Jon Kelly

Personal information
- Full name: Jon Clifford Kelly
- National team: Canada
- Born: November 21, 1965 (age 60) Maria, Quebec, Canada
- Height: 1.78 m (5 ft 10 in)
- Weight: 73 kg (161 lb)

Sport
- Sport: Swimming
- Strokes: Butterfly, freestyle, medley
- Club: Victoria Amateur Swim Club

Medal record
Men's swimming
Representing Canada
Commonwealth Games
| Silver medal – second place | 1990 Auckland | 4x200 m freestyle |
| Bronze medal – third place | 1990 Auckland | 400 m medley |
| Bronze medal – third place | 1990 Auckland | 200 m butterfly |

= Jon Kelly (swimmer) =

Canadian swimmer (born 1965)

Jon Clifford Kelly (born November 21, 1965) is a former butterfly swimmer from Canada, who competed for his native country at the 1988 Summer Olympics in Seoul, South Korea.
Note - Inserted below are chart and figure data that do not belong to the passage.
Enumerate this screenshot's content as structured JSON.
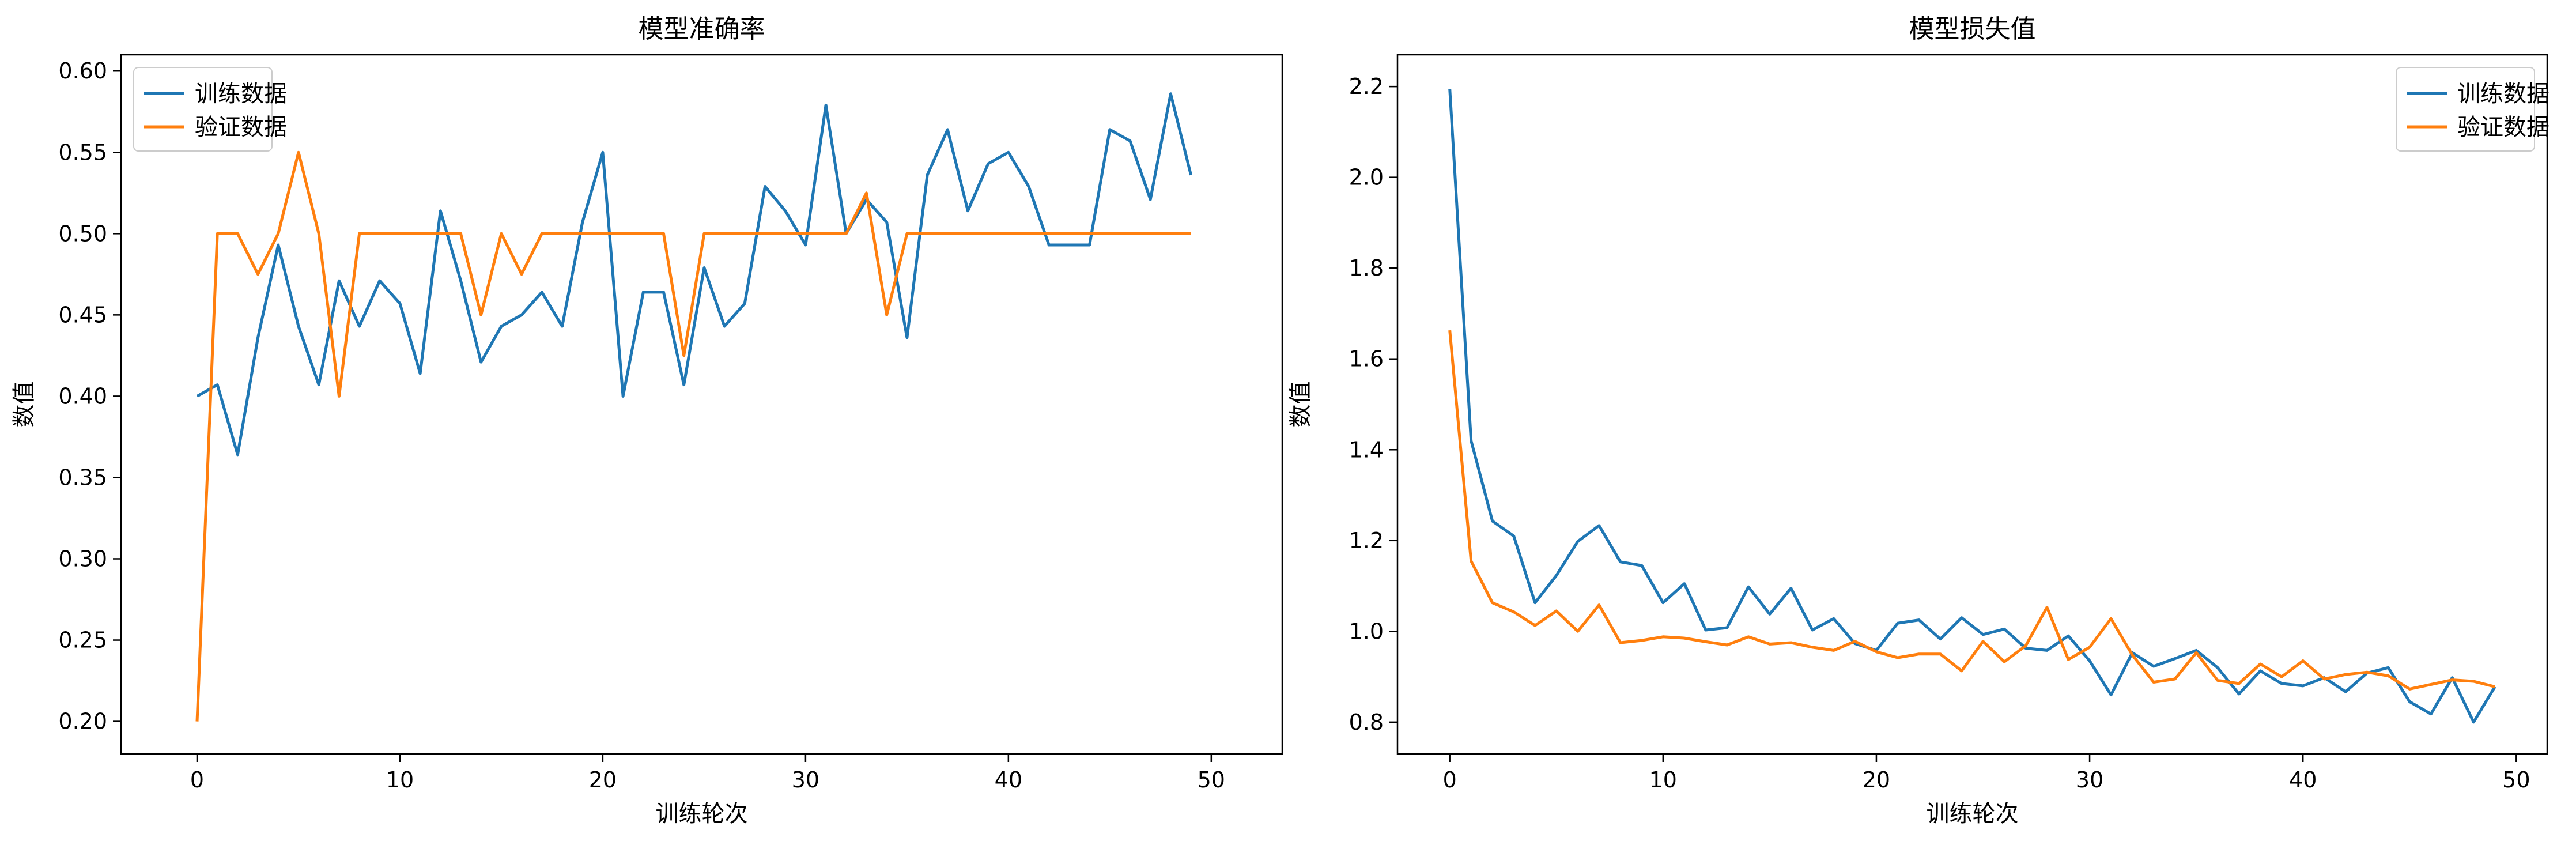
{
  "chart_data": [
    {
      "type": "line",
      "title": "模型准确率",
      "xlabel": "训练轮次",
      "ylabel": "数值",
      "xlim": [
        -3.75,
        53.5
      ],
      "ylim": [
        0.18,
        0.61
      ],
      "xticks": [
        0,
        10,
        20,
        30,
        40,
        50
      ],
      "yticks": [
        0.2,
        0.25,
        0.3,
        0.35,
        0.4,
        0.45,
        0.5,
        0.55,
        0.6
      ],
      "ytick_decimals": 2,
      "legend": "top-left",
      "grid": false,
      "x": [
        0,
        1,
        2,
        3,
        4,
        5,
        6,
        7,
        8,
        9,
        10,
        11,
        12,
        13,
        14,
        15,
        16,
        17,
        18,
        19,
        20,
        21,
        22,
        23,
        24,
        25,
        26,
        27,
        28,
        29,
        30,
        31,
        32,
        33,
        34,
        35,
        36,
        37,
        38,
        39,
        40,
        41,
        42,
        43,
        44,
        45,
        46,
        47,
        48,
        49
      ],
      "series": [
        {
          "name": "训练数据",
          "color": "#1f77b4",
          "values": [
            0.4,
            0.407,
            0.364,
            0.436,
            0.493,
            0.443,
            0.407,
            0.471,
            0.443,
            0.471,
            0.457,
            0.414,
            0.514,
            0.471,
            0.421,
            0.443,
            0.45,
            0.464,
            0.443,
            0.507,
            0.55,
            0.4,
            0.464,
            0.464,
            0.407,
            0.479,
            0.443,
            0.457,
            0.529,
            0.514,
            0.493,
            0.579,
            0.5,
            0.521,
            0.507,
            0.436,
            0.536,
            0.564,
            0.514,
            0.543,
            0.55,
            0.529,
            0.493,
            0.493,
            0.493,
            0.564,
            0.557,
            0.521,
            0.586,
            0.536
          ]
        },
        {
          "name": "验证数据",
          "color": "#ff7f0e",
          "values": [
            0.2,
            0.5,
            0.5,
            0.475,
            0.5,
            0.55,
            0.5,
            0.4,
            0.5,
            0.5,
            0.5,
            0.5,
            0.5,
            0.5,
            0.45,
            0.5,
            0.475,
            0.5,
            0.5,
            0.5,
            0.5,
            0.5,
            0.5,
            0.5,
            0.425,
            0.5,
            0.5,
            0.5,
            0.5,
            0.5,
            0.5,
            0.5,
            0.5,
            0.525,
            0.45,
            0.5,
            0.5,
            0.5,
            0.5,
            0.5,
            0.5,
            0.5,
            0.5,
            0.5,
            0.5,
            0.5,
            0.5,
            0.5,
            0.5,
            0.5
          ]
        }
      ]
    },
    {
      "type": "line",
      "title": "模型损失值",
      "xlabel": "训练轮次",
      "ylabel": "数值",
      "xlim": [
        -2.45,
        51.45
      ],
      "ylim": [
        0.73,
        2.27
      ],
      "xticks": [
        0,
        10,
        20,
        30,
        40,
        50
      ],
      "yticks": [
        0.8,
        1.0,
        1.2,
        1.4,
        1.6,
        1.8,
        2.0,
        2.2
      ],
      "ytick_decimals": 1,
      "legend": "top-right",
      "grid": false,
      "x": [
        0,
        1,
        2,
        3,
        4,
        5,
        6,
        7,
        8,
        9,
        10,
        11,
        12,
        13,
        14,
        15,
        16,
        17,
        18,
        19,
        20,
        21,
        22,
        23,
        24,
        25,
        26,
        27,
        28,
        29,
        30,
        31,
        32,
        33,
        34,
        35,
        36,
        37,
        38,
        39,
        40,
        41,
        42,
        43,
        44,
        45,
        46,
        47,
        48,
        49
      ],
      "series": [
        {
          "name": "训练数据",
          "color": "#1f77b4",
          "values": [
            2.195,
            1.42,
            1.243,
            1.21,
            1.063,
            1.123,
            1.198,
            1.233,
            1.153,
            1.145,
            1.063,
            1.105,
            1.003,
            1.008,
            1.098,
            1.038,
            1.095,
            1.003,
            1.028,
            0.973,
            0.958,
            1.018,
            1.025,
            0.983,
            1.03,
            0.993,
            1.005,
            0.963,
            0.958,
            0.99,
            0.935,
            0.86,
            0.953,
            0.923,
            0.94,
            0.958,
            0.92,
            0.862,
            0.913,
            0.885,
            0.88,
            0.898,
            0.867,
            0.908,
            0.92,
            0.845,
            0.818,
            0.898,
            0.8,
            0.878
          ]
        },
        {
          "name": "验证数据",
          "color": "#ff7f0e",
          "values": [
            1.663,
            1.155,
            1.063,
            1.043,
            1.013,
            1.045,
            1.0,
            1.058,
            0.975,
            0.98,
            0.988,
            0.985,
            0.977,
            0.97,
            0.988,
            0.972,
            0.975,
            0.965,
            0.958,
            0.978,
            0.955,
            0.942,
            0.95,
            0.95,
            0.913,
            0.978,
            0.933,
            0.968,
            1.053,
            0.938,
            0.965,
            1.028,
            0.948,
            0.888,
            0.895,
            0.953,
            0.892,
            0.885,
            0.928,
            0.9,
            0.935,
            0.895,
            0.905,
            0.91,
            0.902,
            0.873,
            0.883,
            0.893,
            0.89,
            0.878
          ]
        }
      ]
    }
  ]
}
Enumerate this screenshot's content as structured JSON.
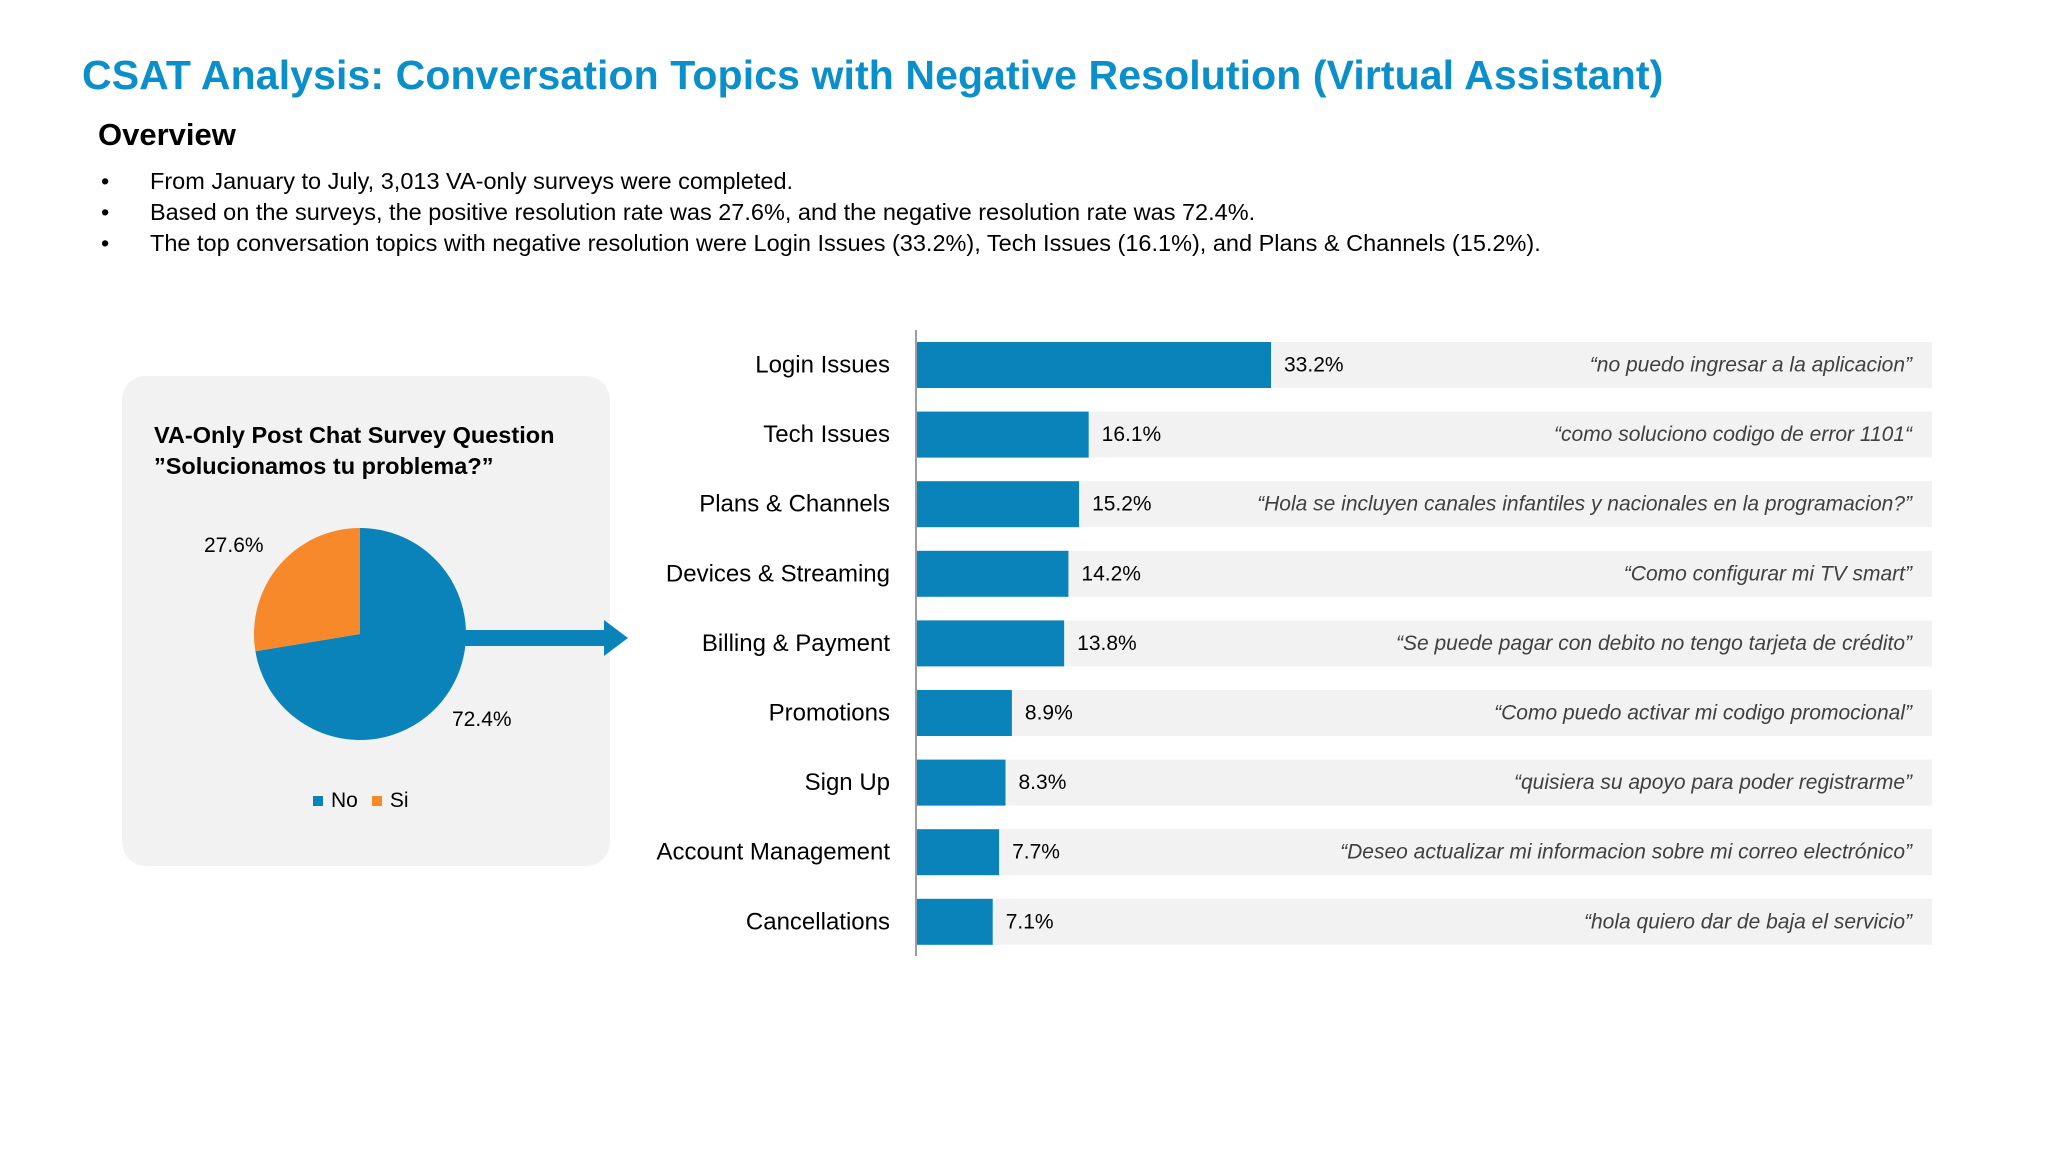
{
  "slide": {
    "title": "CSAT Analysis: Conversation Topics with Negative Resolution (Virtual Assistant)",
    "overview_heading": "Overview",
    "bullets": [
      "From January to July, 3,013 VA-only surveys were completed.",
      "Based on the surveys, the positive resolution rate was 27.6%, and the negative resolution rate was 72.4%.",
      "The top conversation topics with negative resolution were Login Issues (33.2%), Tech Issues (16.1%), and Plans & Channels (15.2%)."
    ],
    "bullet_glyph": "•"
  },
  "colors": {
    "title": "#0a8fcb",
    "no": "#0a83ba",
    "si": "#f7892b",
    "bar": "#0a83ba",
    "quote_bg": "#f2f2f2"
  },
  "chart_data": [
    {
      "type": "pie",
      "title": "VA-Only Post Chat Survey Question",
      "subtitle": "”Solucionamos tu problema?”",
      "categories": [
        "No",
        "Si"
      ],
      "values": [
        72.4,
        27.6
      ],
      "value_labels": [
        "72.4%",
        "27.6%"
      ],
      "legend": "bottom"
    },
    {
      "type": "bar",
      "orientation": "horizontal",
      "categories": [
        "Login Issues",
        "Tech Issues",
        "Plans & Channels",
        "Devices & Streaming",
        "Billing & Payment",
        "Promotions",
        "Sign Up",
        "Account Management",
        "Cancellations"
      ],
      "values": [
        33.2,
        16.1,
        15.2,
        14.2,
        13.8,
        8.9,
        8.3,
        7.7,
        7.1
      ],
      "value_labels": [
        "33.2%",
        "16.1%",
        "15.2%",
        "14.2%",
        "13.8%",
        "8.9%",
        "8.3%",
        "7.7%",
        "7.1%"
      ],
      "annotations": [
        "“no puedo ingresar a la aplicacion”",
        "“como soluciono codigo de error 1101“",
        "“Hola se incluyen canales infantiles y nacionales en la programacion?”",
        "“Como configurar mi TV smart”",
        "“Se puede pagar con debito no tengo tarjeta de crédito”",
        "“Como puedo activar mi  codigo promocional”",
        "“quisiera su apoyo para poder registrarme”",
        "“Deseo actualizar mi informacion sobre mi correo electrónico”",
        "“hola quiero dar de baja el servicio”"
      ],
      "xlim": [
        0,
        100
      ],
      "grid": false,
      "legend": "none"
    }
  ]
}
There he finished in 7th position in the 200-metre butterfly finals, and in twelfth place in the 400-metre individual medley. He won a silver and two bronze medals at the 1990 Commonwealth Games in Auckland, New Zealand. He was inducted into the University of Victoria Sports Hall of Fame in 2006. He was born in Maria, Quebec.